In a June 11th appearance on Good Morning America, Speaker John Boehner commented on the future of comprehensive immigration reform in the House of Representatives, saying, "I believe that it's important for the House to work its will -- on this issue." In a democratic institution, this means, of course, allowing the wishes of the majority of congressmen to prevail. But last Thursday, hours before a bipartisan group of 68 Senators passed a sweeping comprehensive immigration reform bill -- that would put undocumented immigrants on a pathway to citizenship, ensure that companies can hire high-tech talent and farm workers alike, and bolster border security -- Speaker Boehner said something very different. He remarked, in no uncertain terms, "For any legislation, including a conference report, to pass the House, it's going to have to be a bill that has the support of a majority of our members."
If Boehner enforces the "Hastert rule" -- a misnomer given that Republican speakers' practice of requiring the support of the majority of their members to put up bills for a vote is not an official rule and was started by Newt Gingrich not the eponymous Dennis Hastert -- he would, by definition, prevent the House from working its will. What do I mean by this? A majority can be attained with the support of just 7 percent of House Republicans. That's right. If the Senate bill is put up to a vote, and all 201 Democrats vote in favor, just 17 out of 234 Republican votes would be necessary for comprehensive immigration reform to move on to President Obama's desk and become the law of the land.
It should not be difficult to find 17 Republican members of Congress willing to sign on to some variation of the Senate's bill. After all, the bill won the backing of prominent Republican senators including Marco Rubio, John McCain, and Lindsey Graham and reform is backed by prominent Republicans nationwide ranging from Arnold Schwarzenegger to Jeb Bush to Condoleezza Rice to Grover Norquist.
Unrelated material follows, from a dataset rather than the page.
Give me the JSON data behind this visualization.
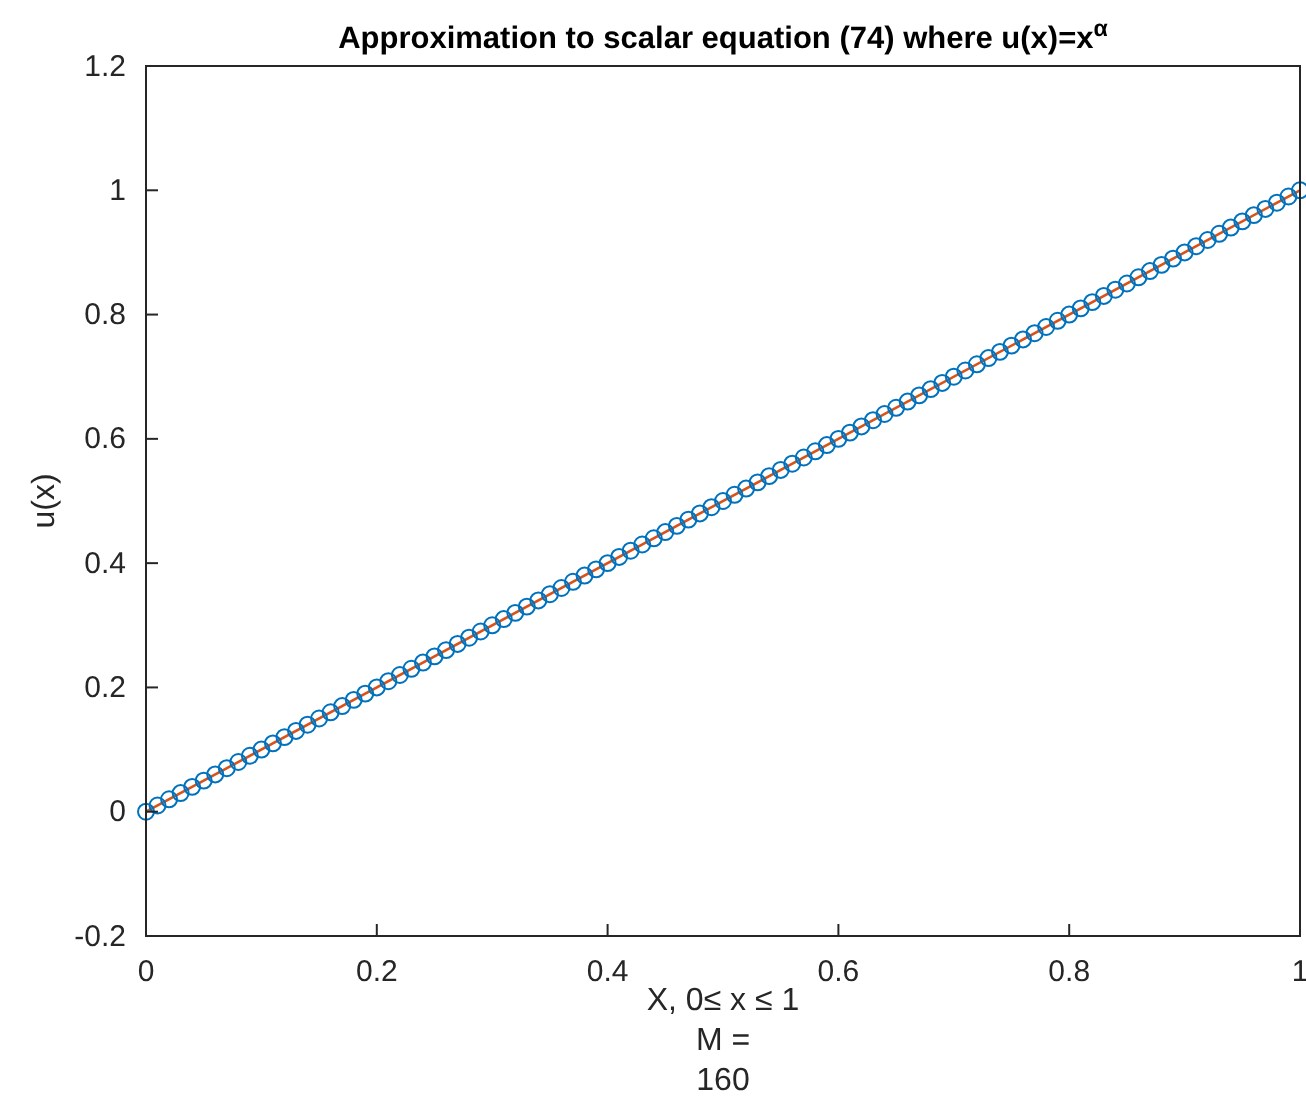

Republicans face pressure from the business community, which views immigration reform as an economic imperative and internal pressure to address their perceived antagonism to Latinos, the fastest growing demographic and an important electoral bloc.
Passing the bill would be immensely popular, given that according to a recent Gallup poll, a whopping 86 percent of Americans who identify as Democrats or Republicans support immigration reform with a pathway to citizenship, not to mention an ever higher 88 percent of independents. Yet, Boehner's enforcement of the Hastert rule would necessitate that 117 Republicans support a comprehensive immigration bill -- a much more challenging proposition considering the number of Tea Party members and Republicans fearing primary challenges from the right.
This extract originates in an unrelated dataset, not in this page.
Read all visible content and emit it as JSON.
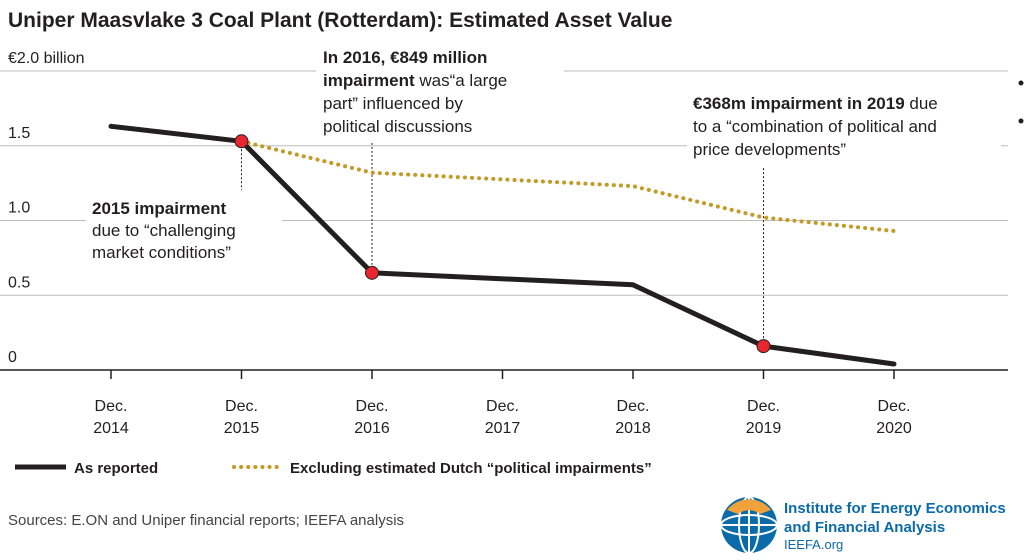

Speaker Boehner knows that the majority of representatives and the American people alike support comprehensive immigration reform. He has the power to facilitate the passage of a bill in his chamber that moves 12 million people out of a legal limbo, helps American businesses prosper with the talent they need, creates jobs for American citizens and ensures that our border is better secured. Yet, the Speaker clearly fears for his job security, after facing backlash from Republicans after abandoning the Hastert rule to avert the fiscal cliff and being threatened with ouster if he breaks the Hastert rule again on an immigration bill.
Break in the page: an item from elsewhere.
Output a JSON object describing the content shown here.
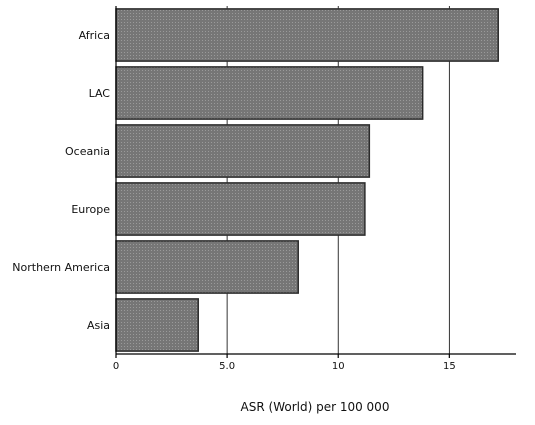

Boehner needs to realize that, at the end of the day, there are more important things than holding the speaker's gavel. Chief among them are letting the democratic process work its course and fixing a broken immigration system. Boehner's speakership has been characterized by every synonym for weak and ineffectual. As last week's farm bill fiasco showed, Boehner even faces great difficulty controlling his own Republican caucus. At best, it is hard to imagine Boehner retaining the speakership for more than a few years.
So why doesn't Boehner honor his pledge to let Congress "work its will" democratically and put the interests of the American people first? Sure, he'll ruffle some feathers and might even put his job on the line. But, allowing much needed comprehensive immigration reform to pass would be an important, tangible accomplishment for Boehner's legacy amid the obstructionism, partisan wrangling and pettiness (37 ObamaCare repeal votes, anyone?) that have dominated his tenure. And, after 22 years in the House and a notoriously cozy relationship with lobbyists and corporate America, Boehner would surely have his pick of jobs with seven- or eight-figure salaries if he gets shown the door.
If Boehner doesn't budge, there's always the possibility of a discharge petition to force a vote, whether he likes it or not.